За правилами поединка всегда строго следили, иначе чем этот поединок чести отличается от обычного убийства? В этом поединке, по мнению самых опытных специалистов дуэлей, были нарушены все условия — и выбора места, и выбора секундантов, и условий стрельбы.
Думаю, в условиях обычного гражданского уголовного суда все эти нелепости обнаружились бы, но, как мы знаем, срочно дело взял на рассмотрение военный суд и решил его за три дня.
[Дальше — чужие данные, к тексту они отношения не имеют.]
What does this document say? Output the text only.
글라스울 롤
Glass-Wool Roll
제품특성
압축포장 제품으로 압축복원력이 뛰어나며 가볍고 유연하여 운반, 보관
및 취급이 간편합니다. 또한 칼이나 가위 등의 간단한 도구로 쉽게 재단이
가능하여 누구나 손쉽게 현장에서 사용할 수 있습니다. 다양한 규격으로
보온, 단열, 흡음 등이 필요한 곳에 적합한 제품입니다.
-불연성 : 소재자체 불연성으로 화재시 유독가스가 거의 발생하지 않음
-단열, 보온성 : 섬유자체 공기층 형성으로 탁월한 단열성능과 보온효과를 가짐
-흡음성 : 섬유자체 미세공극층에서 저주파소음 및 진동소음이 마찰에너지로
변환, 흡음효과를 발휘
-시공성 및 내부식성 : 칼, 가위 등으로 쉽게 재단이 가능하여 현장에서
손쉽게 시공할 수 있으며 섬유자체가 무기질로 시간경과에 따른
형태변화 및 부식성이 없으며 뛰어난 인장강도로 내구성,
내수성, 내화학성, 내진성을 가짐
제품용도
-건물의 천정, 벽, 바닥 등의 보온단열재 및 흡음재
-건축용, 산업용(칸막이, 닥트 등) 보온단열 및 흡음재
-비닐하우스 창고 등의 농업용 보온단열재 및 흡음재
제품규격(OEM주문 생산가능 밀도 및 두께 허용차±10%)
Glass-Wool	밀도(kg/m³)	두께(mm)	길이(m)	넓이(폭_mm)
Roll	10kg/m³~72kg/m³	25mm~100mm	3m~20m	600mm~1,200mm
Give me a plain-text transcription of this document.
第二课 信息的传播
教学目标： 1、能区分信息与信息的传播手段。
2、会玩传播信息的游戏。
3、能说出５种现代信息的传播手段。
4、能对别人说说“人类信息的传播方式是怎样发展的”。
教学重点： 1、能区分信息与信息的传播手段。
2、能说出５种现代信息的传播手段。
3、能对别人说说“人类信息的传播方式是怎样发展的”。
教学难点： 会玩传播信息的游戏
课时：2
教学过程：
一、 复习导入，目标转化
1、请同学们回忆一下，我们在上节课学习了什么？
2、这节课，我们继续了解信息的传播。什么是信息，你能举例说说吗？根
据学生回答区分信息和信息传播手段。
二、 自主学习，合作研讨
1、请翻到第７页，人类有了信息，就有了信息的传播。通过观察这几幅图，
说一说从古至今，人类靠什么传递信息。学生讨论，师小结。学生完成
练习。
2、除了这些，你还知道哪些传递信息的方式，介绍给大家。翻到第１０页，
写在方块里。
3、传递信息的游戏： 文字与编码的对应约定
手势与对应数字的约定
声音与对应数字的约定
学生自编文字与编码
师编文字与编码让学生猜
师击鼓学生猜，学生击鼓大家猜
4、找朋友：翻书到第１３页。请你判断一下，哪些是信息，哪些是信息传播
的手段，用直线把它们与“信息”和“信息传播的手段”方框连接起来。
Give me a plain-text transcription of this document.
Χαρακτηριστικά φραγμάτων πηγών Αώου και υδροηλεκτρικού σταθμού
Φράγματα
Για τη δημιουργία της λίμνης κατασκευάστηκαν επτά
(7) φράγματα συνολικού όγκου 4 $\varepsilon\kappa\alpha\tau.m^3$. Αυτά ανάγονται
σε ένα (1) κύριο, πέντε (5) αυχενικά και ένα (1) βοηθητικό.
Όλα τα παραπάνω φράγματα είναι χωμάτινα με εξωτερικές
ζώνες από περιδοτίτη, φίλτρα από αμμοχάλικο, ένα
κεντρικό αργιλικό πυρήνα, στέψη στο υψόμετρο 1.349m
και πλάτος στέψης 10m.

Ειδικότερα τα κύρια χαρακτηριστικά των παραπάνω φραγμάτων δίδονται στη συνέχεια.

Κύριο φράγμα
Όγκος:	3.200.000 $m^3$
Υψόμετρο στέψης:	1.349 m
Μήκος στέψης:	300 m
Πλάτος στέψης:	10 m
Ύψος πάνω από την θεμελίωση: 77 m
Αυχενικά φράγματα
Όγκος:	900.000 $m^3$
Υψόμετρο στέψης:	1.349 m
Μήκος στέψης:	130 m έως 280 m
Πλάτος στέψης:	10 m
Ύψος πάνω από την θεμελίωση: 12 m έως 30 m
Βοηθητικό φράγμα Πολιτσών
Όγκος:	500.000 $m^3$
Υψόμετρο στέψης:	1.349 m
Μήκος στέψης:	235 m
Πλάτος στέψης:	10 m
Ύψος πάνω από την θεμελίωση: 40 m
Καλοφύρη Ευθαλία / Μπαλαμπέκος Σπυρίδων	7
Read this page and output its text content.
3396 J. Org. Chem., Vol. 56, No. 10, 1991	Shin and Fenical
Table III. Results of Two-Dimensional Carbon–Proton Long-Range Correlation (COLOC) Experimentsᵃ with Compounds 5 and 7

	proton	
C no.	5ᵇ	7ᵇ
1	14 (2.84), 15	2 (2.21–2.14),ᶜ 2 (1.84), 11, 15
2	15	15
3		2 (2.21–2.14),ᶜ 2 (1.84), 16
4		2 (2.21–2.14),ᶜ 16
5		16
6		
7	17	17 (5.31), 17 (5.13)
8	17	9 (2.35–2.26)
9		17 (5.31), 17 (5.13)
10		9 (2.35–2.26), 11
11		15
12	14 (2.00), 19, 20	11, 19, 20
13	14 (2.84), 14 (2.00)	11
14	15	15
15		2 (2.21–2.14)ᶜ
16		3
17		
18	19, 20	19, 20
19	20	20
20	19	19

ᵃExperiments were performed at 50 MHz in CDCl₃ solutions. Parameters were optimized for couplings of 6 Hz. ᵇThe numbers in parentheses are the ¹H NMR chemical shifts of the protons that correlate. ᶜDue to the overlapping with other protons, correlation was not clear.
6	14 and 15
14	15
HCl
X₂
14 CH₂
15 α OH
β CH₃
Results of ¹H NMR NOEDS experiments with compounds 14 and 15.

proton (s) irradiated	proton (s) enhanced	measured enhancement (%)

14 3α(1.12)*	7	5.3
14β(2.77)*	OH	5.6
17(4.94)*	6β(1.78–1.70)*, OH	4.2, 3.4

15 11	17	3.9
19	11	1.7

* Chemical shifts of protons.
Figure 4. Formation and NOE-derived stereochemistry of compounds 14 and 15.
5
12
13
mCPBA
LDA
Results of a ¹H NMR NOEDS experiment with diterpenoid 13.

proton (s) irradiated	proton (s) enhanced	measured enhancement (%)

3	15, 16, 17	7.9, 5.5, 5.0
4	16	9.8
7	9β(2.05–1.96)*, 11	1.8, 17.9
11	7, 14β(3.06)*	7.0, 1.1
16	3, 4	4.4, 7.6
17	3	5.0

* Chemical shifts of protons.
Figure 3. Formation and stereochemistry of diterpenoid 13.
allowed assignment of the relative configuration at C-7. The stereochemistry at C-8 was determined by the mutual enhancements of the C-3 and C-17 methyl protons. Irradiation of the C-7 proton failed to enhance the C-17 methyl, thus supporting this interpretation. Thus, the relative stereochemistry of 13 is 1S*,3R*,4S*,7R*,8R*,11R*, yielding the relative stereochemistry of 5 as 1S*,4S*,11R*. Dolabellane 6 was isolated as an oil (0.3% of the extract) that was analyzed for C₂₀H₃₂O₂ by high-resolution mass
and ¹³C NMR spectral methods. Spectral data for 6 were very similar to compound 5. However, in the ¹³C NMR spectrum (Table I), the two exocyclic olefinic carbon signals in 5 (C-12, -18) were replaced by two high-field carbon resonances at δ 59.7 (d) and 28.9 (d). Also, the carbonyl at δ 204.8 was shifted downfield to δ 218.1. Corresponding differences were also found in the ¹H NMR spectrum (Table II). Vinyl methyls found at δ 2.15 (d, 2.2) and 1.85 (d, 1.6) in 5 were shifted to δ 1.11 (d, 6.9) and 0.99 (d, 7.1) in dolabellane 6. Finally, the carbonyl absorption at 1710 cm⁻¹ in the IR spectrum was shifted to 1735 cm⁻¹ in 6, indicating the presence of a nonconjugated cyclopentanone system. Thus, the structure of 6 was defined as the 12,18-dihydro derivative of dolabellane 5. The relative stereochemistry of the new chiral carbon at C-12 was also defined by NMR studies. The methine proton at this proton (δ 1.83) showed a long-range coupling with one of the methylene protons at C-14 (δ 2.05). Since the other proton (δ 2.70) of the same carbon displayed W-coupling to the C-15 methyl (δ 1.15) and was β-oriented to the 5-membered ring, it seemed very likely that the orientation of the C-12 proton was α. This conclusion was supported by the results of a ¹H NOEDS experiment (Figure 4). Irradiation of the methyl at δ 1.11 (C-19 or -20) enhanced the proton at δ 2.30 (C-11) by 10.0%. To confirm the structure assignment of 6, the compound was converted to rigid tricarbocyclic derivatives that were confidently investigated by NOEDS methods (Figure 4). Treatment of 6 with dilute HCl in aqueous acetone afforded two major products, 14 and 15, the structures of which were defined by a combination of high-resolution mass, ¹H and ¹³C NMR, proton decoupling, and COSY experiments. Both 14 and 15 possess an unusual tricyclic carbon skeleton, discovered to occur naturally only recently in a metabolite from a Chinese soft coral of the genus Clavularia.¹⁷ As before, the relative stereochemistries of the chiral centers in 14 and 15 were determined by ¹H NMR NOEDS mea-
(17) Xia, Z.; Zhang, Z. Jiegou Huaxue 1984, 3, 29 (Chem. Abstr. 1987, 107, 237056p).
Как трагична смерть Лермонтова и как она литературна. Будто какой-то небесный режиссер повторяет сцены из "Героя нашего времени". Если сам автор незримо присутствует в образе Печорина, то он не случайно наделил образ Грушницкого некоторыми чертами характера и внешности Мартынова. Мартынов узнал себя в романе и впервые решил сам изменить действие художественного романа. Решил переписать его. Эта дуэль для него была событием шекспировского масштаба. Он следил за действием романа, следил за действием событий в жизни. Ведь именно к нему, Мартынову, были обращены слова из дневника Печорина: "Я решился предоставить все выгоды Грушницкому; я хотел испытать его; в душе его могла проснуться искра великодушия, и тогда все устроилось бы к лучшему; но самолюбие и слабость характера должны были торжествовать" (версия Д. Алексеева, Б. Пискарева). Не мог Мартынов не понимать, "на что он руку поднимал". Отсюда и патологическое стремление выстрелить и попасть. Да, можно поставить обидчика под огонь, но почему непременно нарезного "Кухенройтера", смертельно опасного на близком расстоянии? Да, Мартынов мог не слышать слов о нежелании стрелять в него, сказанных Лермонтовым секунданту Глебову. Но он не мог с десяти шагов не видеть, что Лермонтов поднял руку с пистолетом стволом вверх.